Candida is a small, thin-walled, ovoid yeast that measures 4–6 m in diameter and reproduces by budding. Organisms of this genus occur in three forms in tissue: blastospores, pseudohyphae, and hyphae. Candida grows readily on simple medium; lysis centrifugation enhances its recovery from blood. Species are identified by biochemical testing (currently with automated devices) or on special agar.

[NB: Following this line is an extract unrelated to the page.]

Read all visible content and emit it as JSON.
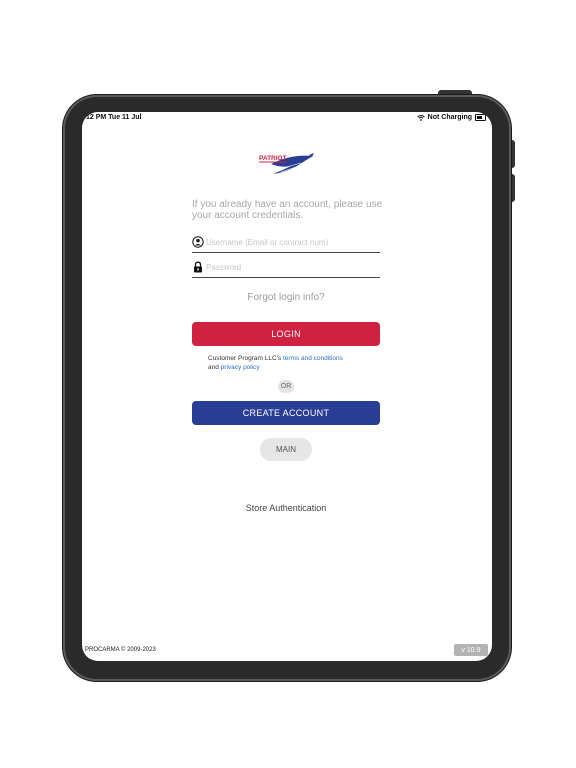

In the most serious form of Candida infection, the organisms disseminate hematogenously and form microabscesses and small macroabscesses in major organs. Although the exact mechanism is not known, Candida probably enters the bloodstream from mucosal surfaces after growing to large numbers as a consequence of bacterial suppression by antibacterial drugs; alternatively, in some instances, the organism may enter from the skin. A change from the blastospore stage to the pseudohyphal and hyphal stages is generally considered integral to the organism’s penetration into tissue. However, C. glabrata can cause extensive infection even though it does not transform into pseudohyphae or hyphae. Numerous reviews of cases of hematogenously disseminated candidiasis have identified the following predisposing factors or conditions: antibacterial agents, indwelling intravascular catheters, hyperalimentation fluids, indwelling urinary catheters, parenteral glucocorticoids, respirators, neutropenia, abdominal and thoracic surgery, cytotoxic chemotherapy, and immunosuppressive agents for organ transplantation. Patients with severe burns, low-birth-weight neonates, and persons using illicit IV drugs are also susceptible. HIV-infected patients with low CD4+ T cell counts and patients with diabetes are susceptible to mucocutaneous infection, which may eventually develop into the disseminated form when other predisposing factors are encountered. Women who receive antibacterial agents may develop vaginal candidiasis.
Innate immunity is the most important defense mechanism against hematogenously disseminated candidiasis, and the neutrophil is the most important component of this defense. Although many immunocompetent individuals have antibodies to Candida, the role of these antibodies in defense against the organism is not clear.